To understand the genetic architecture of dyslexia and identify the locations of genes involved, we performed linkage analyses in multigenerational families using a phonological memory phenotype--Nonword Repetition (NWR). A genome scan was first performed on 438 people from 51 families (DS-1) and linkage was assessed using variance components (VC), Bayesian oligogenic (BO), and parametric analyses. For replication, the genome scan and analyses were repeated on 693 people from 93 families (DS-2). For the combined set (DS-C), analyses were performed with all three methods in the regions that were identified in both samples. In DS-1, regions on chromosomes 4p, 6q, 12p, 17q, and 22q exceeded our initial threshold for linkage, with 17q providing a parametric LOD score of 3.2. Analysis with DS-2 confirmed the locations on chromosomes 4p and 12p.

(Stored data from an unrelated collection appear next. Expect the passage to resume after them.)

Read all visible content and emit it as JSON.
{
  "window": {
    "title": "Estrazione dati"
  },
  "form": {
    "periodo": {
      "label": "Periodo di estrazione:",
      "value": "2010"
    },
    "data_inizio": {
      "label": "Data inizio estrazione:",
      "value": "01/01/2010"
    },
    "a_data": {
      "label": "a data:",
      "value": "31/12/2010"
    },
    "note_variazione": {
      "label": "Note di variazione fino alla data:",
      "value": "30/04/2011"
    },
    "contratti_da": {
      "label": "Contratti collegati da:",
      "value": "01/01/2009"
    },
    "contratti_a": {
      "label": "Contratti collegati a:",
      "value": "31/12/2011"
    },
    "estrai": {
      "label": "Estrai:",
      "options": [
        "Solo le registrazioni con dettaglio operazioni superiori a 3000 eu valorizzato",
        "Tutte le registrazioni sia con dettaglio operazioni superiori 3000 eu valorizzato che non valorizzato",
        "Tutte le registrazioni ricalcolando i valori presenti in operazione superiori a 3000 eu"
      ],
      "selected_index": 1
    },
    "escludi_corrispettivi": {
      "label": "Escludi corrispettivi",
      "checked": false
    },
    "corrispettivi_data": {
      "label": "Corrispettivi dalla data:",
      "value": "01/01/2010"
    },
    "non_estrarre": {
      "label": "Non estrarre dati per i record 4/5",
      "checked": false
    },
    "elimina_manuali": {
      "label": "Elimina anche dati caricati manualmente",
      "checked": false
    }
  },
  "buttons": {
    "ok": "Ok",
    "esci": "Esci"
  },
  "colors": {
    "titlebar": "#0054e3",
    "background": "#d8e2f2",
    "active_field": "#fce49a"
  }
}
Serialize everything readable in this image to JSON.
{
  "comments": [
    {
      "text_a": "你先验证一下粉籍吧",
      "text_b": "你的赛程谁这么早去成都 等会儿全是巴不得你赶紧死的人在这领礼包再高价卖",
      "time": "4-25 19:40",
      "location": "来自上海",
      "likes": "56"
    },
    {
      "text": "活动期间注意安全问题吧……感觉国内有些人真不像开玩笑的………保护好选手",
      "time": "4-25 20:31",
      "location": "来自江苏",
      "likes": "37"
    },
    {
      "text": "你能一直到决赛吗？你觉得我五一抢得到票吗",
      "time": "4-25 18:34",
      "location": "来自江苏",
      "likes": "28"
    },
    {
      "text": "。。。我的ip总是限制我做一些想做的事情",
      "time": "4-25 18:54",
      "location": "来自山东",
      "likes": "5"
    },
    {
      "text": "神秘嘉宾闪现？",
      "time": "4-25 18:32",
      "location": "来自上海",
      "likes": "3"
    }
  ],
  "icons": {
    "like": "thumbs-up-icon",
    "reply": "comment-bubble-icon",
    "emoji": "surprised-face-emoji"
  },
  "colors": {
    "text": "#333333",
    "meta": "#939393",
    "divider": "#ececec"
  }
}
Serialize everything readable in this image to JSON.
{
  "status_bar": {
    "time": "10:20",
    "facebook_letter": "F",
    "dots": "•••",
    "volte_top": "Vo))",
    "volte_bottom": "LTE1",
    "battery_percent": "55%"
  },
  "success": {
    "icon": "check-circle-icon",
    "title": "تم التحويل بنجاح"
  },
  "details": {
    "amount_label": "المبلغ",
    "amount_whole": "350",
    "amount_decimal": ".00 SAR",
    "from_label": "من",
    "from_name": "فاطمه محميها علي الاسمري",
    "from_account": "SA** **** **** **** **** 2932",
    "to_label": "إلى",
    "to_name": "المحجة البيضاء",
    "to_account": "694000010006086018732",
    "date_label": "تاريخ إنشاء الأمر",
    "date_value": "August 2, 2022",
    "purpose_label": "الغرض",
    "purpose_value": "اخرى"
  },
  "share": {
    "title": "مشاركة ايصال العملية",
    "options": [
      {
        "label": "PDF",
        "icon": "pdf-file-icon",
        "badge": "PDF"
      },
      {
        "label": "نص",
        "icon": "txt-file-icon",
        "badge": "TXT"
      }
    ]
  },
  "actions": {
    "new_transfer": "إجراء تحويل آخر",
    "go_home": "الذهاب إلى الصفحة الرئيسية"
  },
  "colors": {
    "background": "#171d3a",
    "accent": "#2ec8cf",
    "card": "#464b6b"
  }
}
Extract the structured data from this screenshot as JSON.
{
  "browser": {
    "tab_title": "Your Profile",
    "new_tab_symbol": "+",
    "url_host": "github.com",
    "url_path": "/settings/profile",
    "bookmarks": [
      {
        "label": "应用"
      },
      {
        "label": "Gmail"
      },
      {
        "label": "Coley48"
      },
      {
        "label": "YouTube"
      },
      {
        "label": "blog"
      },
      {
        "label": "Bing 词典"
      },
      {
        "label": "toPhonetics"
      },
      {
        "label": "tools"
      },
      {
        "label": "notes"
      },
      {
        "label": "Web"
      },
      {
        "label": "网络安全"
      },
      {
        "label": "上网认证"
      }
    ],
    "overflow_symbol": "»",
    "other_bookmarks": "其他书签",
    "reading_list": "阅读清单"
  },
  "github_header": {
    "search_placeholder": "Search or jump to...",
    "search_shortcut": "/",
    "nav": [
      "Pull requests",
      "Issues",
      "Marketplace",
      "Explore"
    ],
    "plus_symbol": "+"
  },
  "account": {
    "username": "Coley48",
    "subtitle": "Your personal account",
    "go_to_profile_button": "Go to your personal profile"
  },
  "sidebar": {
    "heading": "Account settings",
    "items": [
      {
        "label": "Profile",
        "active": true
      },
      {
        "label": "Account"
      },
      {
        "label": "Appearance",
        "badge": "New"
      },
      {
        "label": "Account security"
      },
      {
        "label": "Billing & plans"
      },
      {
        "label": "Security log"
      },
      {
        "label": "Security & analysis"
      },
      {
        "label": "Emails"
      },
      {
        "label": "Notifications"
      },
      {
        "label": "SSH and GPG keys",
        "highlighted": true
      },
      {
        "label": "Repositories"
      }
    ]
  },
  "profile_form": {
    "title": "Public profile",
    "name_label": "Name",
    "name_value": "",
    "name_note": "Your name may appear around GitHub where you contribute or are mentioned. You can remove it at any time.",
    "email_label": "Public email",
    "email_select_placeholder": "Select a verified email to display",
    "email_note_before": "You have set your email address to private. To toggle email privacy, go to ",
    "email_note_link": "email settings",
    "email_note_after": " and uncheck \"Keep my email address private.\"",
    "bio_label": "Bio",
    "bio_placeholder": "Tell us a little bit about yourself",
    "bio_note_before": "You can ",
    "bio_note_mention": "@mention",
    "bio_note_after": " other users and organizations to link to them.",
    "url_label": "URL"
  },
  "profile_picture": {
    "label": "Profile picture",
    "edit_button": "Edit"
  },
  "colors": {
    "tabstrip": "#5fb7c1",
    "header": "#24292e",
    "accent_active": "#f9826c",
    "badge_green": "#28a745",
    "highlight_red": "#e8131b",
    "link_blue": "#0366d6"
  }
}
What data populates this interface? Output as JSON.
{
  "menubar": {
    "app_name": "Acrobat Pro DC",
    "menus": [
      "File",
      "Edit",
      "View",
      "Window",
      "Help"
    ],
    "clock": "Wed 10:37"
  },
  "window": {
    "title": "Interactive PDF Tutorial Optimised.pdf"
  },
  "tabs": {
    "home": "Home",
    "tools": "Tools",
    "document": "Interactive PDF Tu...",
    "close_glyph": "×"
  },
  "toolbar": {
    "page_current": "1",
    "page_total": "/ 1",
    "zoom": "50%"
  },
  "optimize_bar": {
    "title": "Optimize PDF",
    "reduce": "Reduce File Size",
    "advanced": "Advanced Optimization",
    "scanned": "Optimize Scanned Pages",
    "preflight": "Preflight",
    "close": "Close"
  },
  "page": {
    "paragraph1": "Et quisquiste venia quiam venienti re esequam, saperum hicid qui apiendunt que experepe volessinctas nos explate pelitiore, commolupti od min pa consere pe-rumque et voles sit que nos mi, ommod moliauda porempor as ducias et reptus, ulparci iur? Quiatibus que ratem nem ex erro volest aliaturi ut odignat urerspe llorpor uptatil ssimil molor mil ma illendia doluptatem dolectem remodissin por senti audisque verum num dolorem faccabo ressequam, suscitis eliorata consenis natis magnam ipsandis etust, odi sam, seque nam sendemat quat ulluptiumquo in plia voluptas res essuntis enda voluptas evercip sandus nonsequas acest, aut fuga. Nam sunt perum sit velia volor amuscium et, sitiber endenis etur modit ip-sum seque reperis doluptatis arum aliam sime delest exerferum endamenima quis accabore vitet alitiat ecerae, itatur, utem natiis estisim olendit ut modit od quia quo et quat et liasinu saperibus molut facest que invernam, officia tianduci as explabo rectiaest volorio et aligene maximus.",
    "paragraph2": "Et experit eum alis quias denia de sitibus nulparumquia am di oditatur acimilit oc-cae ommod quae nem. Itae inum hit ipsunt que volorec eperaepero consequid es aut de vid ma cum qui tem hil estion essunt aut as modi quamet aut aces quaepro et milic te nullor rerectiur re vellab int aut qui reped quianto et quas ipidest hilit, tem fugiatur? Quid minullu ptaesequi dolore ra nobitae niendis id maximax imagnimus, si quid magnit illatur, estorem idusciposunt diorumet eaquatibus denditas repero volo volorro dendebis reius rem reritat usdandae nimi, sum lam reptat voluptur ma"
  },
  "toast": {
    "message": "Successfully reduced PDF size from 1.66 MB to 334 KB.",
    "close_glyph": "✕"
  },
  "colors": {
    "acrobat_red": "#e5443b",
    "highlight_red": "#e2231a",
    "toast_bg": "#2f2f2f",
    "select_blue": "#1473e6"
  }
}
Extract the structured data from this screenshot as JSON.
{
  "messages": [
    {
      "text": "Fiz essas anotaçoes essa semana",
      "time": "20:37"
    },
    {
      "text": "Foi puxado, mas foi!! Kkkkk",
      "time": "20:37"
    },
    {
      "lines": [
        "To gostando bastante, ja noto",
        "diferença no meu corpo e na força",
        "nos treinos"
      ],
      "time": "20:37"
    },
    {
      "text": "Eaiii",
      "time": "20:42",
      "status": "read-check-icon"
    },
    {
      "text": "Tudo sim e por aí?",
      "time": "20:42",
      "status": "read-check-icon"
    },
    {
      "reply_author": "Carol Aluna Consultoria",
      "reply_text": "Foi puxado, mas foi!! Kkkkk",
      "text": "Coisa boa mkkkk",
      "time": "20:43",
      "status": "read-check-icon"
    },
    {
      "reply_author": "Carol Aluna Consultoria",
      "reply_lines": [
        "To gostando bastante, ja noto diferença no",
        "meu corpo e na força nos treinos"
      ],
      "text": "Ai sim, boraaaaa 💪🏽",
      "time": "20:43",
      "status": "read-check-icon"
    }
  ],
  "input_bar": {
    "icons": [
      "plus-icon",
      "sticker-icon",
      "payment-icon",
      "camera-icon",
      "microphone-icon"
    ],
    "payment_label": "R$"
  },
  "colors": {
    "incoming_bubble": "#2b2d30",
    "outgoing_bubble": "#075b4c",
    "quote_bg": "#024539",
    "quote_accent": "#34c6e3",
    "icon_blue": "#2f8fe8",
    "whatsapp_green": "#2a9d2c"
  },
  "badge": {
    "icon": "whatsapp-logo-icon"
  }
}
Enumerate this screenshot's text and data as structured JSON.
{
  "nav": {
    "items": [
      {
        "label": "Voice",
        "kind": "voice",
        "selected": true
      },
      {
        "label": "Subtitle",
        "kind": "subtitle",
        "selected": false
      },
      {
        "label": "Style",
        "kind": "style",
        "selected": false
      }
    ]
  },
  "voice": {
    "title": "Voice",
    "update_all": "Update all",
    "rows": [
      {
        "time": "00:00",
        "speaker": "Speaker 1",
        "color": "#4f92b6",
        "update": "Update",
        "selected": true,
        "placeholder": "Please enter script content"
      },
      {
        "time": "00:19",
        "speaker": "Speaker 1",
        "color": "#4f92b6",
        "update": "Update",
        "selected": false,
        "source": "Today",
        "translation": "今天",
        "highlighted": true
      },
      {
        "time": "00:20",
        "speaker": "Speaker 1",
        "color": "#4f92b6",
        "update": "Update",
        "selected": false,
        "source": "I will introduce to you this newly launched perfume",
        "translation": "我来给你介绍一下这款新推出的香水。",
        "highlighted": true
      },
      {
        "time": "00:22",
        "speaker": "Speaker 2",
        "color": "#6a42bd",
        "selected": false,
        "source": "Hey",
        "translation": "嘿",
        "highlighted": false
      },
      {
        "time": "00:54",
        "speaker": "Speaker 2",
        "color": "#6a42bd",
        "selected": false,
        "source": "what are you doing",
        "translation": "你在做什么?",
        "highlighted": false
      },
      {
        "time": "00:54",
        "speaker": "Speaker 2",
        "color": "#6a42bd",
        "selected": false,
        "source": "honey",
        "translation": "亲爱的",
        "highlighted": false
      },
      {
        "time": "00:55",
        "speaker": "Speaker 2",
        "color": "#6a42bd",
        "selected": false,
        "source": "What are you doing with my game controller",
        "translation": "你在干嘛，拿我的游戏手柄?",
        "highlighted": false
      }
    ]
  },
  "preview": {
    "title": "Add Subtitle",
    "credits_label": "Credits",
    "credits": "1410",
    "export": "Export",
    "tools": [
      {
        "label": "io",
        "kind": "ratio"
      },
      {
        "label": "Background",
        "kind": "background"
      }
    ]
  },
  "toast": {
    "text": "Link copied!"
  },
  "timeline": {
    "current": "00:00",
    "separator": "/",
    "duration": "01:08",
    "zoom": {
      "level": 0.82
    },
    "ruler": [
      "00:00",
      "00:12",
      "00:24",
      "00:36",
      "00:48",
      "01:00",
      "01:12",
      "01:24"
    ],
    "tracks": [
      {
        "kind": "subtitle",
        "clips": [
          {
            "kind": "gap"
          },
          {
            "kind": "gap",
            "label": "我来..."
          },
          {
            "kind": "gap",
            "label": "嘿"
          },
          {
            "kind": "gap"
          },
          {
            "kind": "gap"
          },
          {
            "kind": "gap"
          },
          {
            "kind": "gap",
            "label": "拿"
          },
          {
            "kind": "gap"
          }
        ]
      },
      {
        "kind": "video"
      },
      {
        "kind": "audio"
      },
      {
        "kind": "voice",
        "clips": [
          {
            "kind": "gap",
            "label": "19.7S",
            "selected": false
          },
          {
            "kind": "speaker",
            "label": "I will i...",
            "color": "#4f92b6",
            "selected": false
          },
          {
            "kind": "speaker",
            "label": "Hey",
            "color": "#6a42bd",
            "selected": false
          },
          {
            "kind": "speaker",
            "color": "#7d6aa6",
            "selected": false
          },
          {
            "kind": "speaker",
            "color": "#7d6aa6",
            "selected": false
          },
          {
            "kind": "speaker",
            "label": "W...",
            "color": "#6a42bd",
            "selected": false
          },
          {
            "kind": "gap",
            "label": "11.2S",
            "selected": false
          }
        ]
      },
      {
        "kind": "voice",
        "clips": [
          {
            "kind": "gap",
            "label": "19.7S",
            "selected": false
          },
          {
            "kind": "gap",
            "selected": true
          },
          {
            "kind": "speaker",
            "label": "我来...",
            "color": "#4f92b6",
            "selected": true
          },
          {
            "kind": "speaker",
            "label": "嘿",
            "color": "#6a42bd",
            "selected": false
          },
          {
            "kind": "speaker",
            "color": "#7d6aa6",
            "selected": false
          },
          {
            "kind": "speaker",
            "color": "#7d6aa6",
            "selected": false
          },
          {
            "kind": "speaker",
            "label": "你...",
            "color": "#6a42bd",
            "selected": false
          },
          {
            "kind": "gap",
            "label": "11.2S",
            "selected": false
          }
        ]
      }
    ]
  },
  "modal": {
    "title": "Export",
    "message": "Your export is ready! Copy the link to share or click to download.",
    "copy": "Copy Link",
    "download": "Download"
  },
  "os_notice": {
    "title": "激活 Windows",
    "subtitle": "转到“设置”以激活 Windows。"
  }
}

The strongest VC and BO signals in both samples were on chromosome 4p in DS-C, with a parametric multipoint LOD(max) of 2.36 for the 4p locus. Our linkage analyses of NWR in dyslexia provide suggestive and reproducible evidence for linkage to 4p12 and 12p in both samples, and significant evidence for linkage to 17q in one of the samples. These results warrant further studies of phonological memory and chromosomal regions identified here in other datasets.